BASF releases propionic acid with zero carbon footprint

By Jane Byrne

- Last updated on GMT

© GettyImages/Hype Photography
© GettyImages/Hype Photography

Related tags Propionic acid zero carbon footprint Basf

BASF can now supply neopentyl glycol (NPG) and propionic acid (PA) with zero carbon footprint.

Produced at BASF’s Ludwigshafen Verbund site, Germany, the chemical giant said it secures zero carbon footprint for those two products by using waste-derived, renewable raw materials via its biomass balance (BMB) model.

In that BMB approach it applies to produce 'PA ZeroPCF', 'NPG ZeroPCF' and also other products, the company incorporates bio-naphtha and biomethane originating from waste or residues at the Verbun site during the very first steps of chemical production.

"For the production of NPG ZeroPCF, BASF additionally uses renewable energies via Renewable Energy Certificates. However, BASF achieves the cradle-to-gate PCF of zero both for PA ZeroPCF and NPG ZeroPCF by using renewable raw materials. The usage of renewable energy is not a prerequisite for achieving the PCF of zero."

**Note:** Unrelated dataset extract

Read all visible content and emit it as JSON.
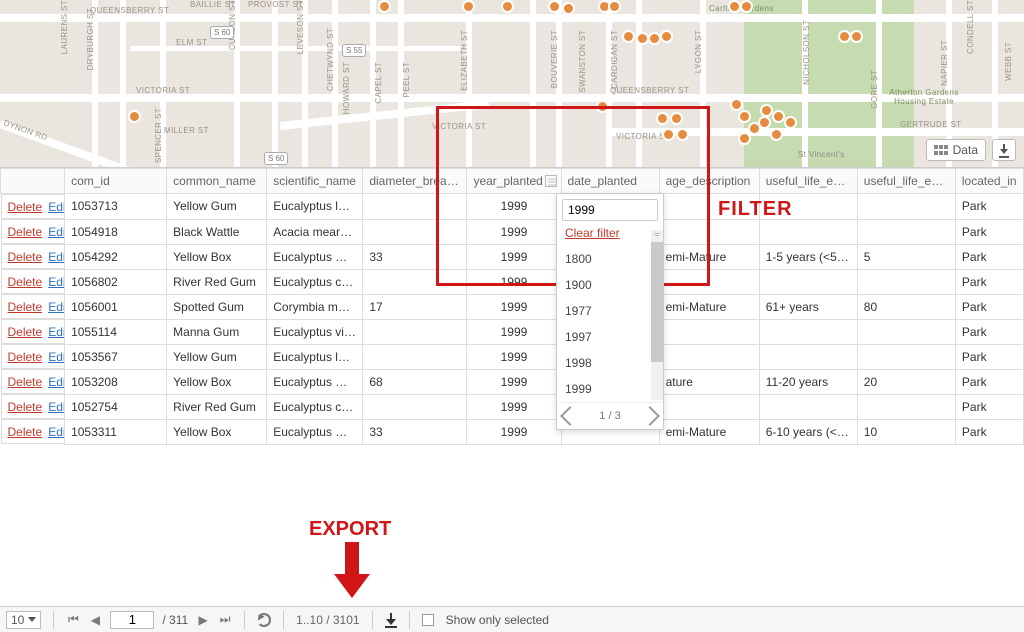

‘NPG ZeroPCF’ and ‘PA ZeroPCF’ are ‘drop-in’ solutions, explained the supplier. They are identical in quality and properties to the standard products, allowing customers to use them in their production without the need for adjustments to their existing processes, it added.

The incorporation of such products by end users will help them transition to a circular economy, claims BASF.

Carbon Trust review

The German player outlined how it has achieved carbon neutral certification for the two products from global climate change consultancy, the Carbon Trust - a process, it emphasised, that was not based on the purchase of carbon credits. That certification will be reviewed on an annual basis.

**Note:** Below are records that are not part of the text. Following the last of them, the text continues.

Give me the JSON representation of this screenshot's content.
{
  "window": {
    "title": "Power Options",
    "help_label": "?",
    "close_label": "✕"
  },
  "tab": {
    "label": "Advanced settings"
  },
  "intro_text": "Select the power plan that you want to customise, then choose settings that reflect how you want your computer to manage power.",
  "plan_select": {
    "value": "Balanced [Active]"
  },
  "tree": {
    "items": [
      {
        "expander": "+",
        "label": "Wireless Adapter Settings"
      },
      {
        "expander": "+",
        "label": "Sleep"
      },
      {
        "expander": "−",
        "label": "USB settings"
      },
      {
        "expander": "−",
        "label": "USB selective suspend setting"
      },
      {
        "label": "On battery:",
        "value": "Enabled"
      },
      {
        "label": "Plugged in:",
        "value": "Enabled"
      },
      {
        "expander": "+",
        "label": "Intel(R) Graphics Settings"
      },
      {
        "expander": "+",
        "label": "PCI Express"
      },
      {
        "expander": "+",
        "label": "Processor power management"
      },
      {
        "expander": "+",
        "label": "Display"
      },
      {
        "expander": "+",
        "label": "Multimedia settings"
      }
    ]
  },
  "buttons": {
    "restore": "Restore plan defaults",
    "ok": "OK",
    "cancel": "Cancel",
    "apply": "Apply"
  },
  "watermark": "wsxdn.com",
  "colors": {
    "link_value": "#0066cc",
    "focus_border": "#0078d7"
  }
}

The assessment was cradle-to-grave, taking account of all the greenhouse gas (GHG) emissions that occur up until the product leaves the BASF factory gate, from the extraction of resources through to the manufacturing of precursors to the making of the final chemical product itself. 

BASF wants to achieve net zero CO2 emissions by 2050. It claims to be the first large chemical company to make the individual carbon footprints of all its sales products available to its customers.

When asked why PA and NPG were the focus of this process, the spokesperson told us:

"BASF recently calculated the individual carbon footprints for a large part of its portfolio of chemical intermediates. This included propionic acid and NPG, produced on the basis of fossil raw materials. The result of the analysis showed that the PCF of both intermediates is significantly lower than the global average PCF of the corresponding third-party products. Therefore, it was an obvious choice to reduce the carbon footprint to zero by using renewable raw materials in the Verbund production system via BASF's biomass balance approach."


The chemical player is among the leading propionic acid (PA) producers globally, for which there are a range of uses. It can be used as a mold inhibitor for the preservation of food and feed grains. Other application areas for PA include the production of crop protection agents, flavors and fragrances, pharmaceuticals, solvents and thermoplastics. 

An essential field of NPG application is powder coatings, especially for the construction and automotive industries as well as for household appliances.